Em instantes, peixes menores e parasitas se alimentarão deles!
Outra
pontada, agora em minha lateral. Definitivamente, precisava pôr fim a essa
brincadeira! Num movimento circular virei mais dois botes, mordi alguns homens,
mas ainda faltava um barquinho, exatamente o liderado pelo inimigo maior. Ouvi
gritos de dor e desespero dos poucos sobreviventes que ainda teimavam em nadar,
logo congelarão ou afundarão.
Apesar
da gritaria, os urros, impropérios e blasfêmias do líder da tripulação, ainda
soavam mais altos. Eu ouvia e o ódio tomava conta de mim.
Eu
sou o demônio que o mandará às profundezas!
Mergulhei
e voltei à superfície ao lado de seu bote, uma onda por mim provocada o
balançou e os homens caíram ao mar, menos um, o meu rival. Ele foi rápido e
atirou seu grosso arpão em mim. Senti o impacto do metal, rasgando meu couro.
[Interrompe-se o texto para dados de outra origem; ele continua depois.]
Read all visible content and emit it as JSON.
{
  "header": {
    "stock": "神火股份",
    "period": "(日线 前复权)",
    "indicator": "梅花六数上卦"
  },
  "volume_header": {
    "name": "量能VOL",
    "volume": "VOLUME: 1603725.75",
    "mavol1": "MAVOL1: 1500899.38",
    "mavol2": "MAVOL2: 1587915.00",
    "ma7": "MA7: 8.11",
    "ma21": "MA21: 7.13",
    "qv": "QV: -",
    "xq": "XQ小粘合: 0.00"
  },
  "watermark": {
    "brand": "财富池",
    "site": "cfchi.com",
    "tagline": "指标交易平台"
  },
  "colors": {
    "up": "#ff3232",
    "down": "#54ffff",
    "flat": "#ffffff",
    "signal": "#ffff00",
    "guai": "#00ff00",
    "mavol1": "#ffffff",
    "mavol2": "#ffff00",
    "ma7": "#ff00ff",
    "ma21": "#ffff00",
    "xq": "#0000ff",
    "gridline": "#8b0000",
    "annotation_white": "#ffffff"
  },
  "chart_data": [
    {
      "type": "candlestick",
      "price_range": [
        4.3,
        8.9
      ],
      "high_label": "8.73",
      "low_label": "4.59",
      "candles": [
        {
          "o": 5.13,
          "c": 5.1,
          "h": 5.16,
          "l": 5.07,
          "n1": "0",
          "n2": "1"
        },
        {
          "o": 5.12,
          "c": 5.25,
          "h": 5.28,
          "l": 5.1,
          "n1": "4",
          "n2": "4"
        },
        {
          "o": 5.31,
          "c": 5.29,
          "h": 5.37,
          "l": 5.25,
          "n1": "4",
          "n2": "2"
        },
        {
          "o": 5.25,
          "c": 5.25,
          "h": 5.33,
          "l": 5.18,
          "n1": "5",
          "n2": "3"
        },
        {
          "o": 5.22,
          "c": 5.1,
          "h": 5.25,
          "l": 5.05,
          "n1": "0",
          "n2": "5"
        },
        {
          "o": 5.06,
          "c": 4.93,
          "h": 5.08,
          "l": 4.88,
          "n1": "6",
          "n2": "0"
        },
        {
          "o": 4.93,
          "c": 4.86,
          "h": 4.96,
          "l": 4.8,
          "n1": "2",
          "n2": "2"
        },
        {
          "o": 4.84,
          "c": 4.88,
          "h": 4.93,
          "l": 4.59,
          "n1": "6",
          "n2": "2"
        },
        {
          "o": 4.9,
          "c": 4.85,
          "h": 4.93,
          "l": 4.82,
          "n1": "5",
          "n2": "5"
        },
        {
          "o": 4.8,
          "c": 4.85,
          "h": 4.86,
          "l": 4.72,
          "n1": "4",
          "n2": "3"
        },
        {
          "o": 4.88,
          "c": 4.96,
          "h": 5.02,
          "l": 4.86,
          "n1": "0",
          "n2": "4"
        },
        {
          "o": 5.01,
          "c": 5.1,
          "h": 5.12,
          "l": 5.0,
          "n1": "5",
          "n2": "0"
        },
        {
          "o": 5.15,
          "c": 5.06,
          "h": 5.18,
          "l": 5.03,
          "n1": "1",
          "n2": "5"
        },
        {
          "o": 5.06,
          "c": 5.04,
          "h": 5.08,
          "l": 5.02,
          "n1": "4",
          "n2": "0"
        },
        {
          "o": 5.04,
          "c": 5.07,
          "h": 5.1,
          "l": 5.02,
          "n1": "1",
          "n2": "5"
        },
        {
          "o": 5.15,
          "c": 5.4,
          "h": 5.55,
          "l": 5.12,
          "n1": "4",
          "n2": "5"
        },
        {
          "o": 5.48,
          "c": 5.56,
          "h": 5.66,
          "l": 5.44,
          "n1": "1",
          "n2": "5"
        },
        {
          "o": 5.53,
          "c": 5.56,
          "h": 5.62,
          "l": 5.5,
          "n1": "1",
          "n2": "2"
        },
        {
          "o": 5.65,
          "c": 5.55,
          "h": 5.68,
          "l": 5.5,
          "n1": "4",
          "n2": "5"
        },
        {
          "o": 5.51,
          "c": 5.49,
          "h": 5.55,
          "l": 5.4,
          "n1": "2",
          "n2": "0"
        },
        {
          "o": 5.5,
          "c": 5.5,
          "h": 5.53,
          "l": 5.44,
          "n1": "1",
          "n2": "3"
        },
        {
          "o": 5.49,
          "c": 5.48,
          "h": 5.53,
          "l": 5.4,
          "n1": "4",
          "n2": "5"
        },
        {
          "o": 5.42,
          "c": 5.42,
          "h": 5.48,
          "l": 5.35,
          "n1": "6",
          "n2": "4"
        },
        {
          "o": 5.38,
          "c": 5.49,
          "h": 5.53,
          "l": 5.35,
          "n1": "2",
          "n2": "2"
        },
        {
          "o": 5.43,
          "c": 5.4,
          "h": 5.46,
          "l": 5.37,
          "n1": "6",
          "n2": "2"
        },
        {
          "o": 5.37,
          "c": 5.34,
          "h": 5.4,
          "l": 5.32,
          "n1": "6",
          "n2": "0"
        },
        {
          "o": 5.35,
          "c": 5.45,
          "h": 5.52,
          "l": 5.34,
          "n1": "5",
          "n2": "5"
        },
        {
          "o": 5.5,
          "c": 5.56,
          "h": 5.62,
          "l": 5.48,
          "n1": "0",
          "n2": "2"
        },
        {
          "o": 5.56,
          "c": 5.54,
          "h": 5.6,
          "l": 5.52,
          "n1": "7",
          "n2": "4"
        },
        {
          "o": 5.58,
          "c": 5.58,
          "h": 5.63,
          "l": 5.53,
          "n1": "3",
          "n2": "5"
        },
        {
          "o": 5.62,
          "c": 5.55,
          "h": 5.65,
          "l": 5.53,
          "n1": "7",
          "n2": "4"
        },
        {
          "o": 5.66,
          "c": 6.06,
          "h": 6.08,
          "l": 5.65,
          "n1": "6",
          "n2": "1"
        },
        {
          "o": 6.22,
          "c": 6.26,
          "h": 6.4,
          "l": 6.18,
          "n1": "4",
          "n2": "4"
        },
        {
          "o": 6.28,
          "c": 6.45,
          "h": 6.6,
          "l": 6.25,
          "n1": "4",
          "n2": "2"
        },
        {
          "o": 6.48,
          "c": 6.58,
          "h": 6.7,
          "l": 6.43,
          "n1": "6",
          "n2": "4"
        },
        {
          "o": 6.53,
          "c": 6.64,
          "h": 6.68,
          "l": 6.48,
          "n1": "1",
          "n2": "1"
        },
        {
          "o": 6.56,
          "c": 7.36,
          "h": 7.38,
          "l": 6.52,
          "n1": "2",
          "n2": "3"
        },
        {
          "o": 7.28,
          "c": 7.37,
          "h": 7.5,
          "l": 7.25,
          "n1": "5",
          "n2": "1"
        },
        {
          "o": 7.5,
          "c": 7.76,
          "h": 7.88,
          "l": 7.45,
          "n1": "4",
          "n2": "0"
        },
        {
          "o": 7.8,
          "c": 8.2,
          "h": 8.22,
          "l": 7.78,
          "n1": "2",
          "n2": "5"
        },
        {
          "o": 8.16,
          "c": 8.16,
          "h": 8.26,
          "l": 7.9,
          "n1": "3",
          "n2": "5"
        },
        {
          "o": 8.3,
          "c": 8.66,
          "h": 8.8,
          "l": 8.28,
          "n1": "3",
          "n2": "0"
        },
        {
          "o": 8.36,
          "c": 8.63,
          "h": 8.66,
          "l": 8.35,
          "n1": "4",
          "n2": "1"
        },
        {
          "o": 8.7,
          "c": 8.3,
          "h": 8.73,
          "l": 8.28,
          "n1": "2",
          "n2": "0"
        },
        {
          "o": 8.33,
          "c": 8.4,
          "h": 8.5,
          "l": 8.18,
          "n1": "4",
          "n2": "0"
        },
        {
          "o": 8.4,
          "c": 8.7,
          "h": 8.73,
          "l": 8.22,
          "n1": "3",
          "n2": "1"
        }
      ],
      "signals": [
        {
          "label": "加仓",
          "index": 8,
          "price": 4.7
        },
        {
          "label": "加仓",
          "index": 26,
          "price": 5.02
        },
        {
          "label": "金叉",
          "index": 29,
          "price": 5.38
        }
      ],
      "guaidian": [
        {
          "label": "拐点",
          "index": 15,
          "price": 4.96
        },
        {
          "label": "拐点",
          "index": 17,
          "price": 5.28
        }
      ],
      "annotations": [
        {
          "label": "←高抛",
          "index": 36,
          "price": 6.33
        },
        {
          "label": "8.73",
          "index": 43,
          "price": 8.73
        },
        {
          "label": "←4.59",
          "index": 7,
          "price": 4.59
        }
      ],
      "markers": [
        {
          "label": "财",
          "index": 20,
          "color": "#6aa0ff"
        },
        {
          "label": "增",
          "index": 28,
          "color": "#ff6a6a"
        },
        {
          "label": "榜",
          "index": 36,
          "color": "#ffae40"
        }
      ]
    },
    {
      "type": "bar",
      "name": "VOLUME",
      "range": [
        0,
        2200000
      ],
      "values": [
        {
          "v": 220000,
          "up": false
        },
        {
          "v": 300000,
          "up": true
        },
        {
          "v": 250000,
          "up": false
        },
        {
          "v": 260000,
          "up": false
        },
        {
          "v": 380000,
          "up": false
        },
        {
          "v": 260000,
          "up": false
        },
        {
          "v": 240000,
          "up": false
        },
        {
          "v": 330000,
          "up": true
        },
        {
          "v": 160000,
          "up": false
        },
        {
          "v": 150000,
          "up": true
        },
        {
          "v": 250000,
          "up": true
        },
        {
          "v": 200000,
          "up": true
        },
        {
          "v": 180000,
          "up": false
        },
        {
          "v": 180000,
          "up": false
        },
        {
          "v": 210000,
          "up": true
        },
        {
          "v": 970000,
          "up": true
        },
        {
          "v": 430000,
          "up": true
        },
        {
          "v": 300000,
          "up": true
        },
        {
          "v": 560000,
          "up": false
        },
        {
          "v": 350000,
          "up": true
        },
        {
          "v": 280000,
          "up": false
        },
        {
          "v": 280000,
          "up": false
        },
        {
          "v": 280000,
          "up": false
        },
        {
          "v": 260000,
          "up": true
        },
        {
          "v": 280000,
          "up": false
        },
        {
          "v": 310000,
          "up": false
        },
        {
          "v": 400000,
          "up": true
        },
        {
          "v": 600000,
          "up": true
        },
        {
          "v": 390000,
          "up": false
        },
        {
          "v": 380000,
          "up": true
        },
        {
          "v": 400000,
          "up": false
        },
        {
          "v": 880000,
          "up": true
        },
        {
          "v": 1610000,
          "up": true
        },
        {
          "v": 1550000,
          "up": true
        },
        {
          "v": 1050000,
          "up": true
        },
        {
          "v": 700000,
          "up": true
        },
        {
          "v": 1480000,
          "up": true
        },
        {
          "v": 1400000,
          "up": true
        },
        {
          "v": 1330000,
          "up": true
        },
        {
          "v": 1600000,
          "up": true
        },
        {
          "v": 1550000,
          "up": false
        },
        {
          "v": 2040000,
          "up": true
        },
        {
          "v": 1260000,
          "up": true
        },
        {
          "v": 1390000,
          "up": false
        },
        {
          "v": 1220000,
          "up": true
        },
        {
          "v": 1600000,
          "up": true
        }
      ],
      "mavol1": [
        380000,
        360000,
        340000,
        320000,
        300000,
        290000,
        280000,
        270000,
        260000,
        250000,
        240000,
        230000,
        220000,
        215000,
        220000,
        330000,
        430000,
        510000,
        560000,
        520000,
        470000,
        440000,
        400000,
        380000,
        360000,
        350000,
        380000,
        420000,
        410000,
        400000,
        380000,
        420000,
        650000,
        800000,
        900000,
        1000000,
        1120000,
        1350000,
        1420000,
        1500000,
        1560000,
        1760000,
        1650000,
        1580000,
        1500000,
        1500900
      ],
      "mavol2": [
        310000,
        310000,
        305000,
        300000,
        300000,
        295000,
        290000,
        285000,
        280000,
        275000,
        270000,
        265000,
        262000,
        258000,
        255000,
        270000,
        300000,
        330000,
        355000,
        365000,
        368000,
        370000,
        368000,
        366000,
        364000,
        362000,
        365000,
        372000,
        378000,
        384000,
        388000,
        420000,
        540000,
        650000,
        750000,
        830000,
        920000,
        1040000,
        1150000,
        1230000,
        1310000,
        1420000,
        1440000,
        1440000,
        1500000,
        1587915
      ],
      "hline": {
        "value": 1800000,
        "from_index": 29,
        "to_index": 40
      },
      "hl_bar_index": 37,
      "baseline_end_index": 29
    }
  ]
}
Mais do meu sangue se misturou à agitada água. Em retirada, nadei no sentido
contrário à embarcação, mas maldito veio junto. Na ânsia de não cair do barco,
ele se amarrara, mas usou, por equívoco, a mesma corda de sua arma, mergulhei e
nadei em círculos sentindo a dor provocada pelo arpão, senti uma coisa presa em
mim, era ele, o meu antagonista, estávamos ambos enrolados na mesma corda do
arpão. Ele gritou “Matei a baleia!” e cantou sua vitória.
Avistei
um caixão flutuando e nele havia um homem jovem. Ouvi meu assassino e vítima
gritando para o sobrevivente: “Escreva a história Ishmael”. Afundei. E ele,
aprisionado a mim, me acompanhou. Nunca mais voltamos à superfície.